Dolar, misyonerlik ve spor..
Ekonomistler ‘ekonomi/dolar’ üzerinden darbe hainliğinin kaynağını araştıra dursun, benzer durum, ‘Spor üzerinden nasıl gerçekleşebilir?’ sorusunu karşılığını bulmaya yöneltti....

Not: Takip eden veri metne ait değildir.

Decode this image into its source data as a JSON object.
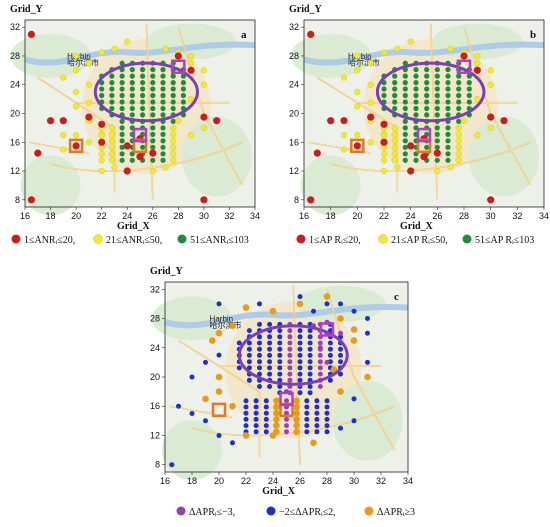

Ekonomistler ‘ekonomi/dolar’ üzerinden darbe hainliğinin kaynağını araştıra dursun, benzer durum, ‘Spor üzerinden nasıl gerçekleşebilir?’ sorusunu karşılığını bulmaya yöneltti. Saldırı veya planların özü, ülkemizin huzur ve gelişmişlik ortamını tehdit edecek boyutta olması, araştırmamızın önemini artırmakta. Problem, toplumun toplum yapan milli ve manevi değerlerine yapılıyor olması, bu saldırının malzemesi de spor/futbol olunca, biz ilgilenmesin de kim ilgilensin!.
HAKKA ATILAN OK…
Hatırlarsanız, bayan güreşi rezaletine itiraz ettiğimizde, bize ilk karşı çıkan ve karşı saldırıya geçen kim oldu; Oda tv. Bizim ki sadece, düşman okunu takip etmek, Hakk’ın rızasını kazanmak için çaba sarf etmek. Hangi anlayışın temsilcileri oldukları belli. Fenerbahçe’nin 2002 yıllarında İsrail’den transfer ettiği Haim Revivo’nun Filistin katili Şaron için sarf ettiği –Şaron’un sahadaki elçisiyim- sözlerini, unutmak mümkün mü? Veya, Amerika Irak’ı işgal ettiği tarihin hemen sonrasında, 2005 yıllarında ‘Real Madrid takımının bir papaz aracılığıyla Irak’ta misyonerlik’ yapmak amacıyla futbol okulları açması, yabana atılacak bir durum olmasa gerek.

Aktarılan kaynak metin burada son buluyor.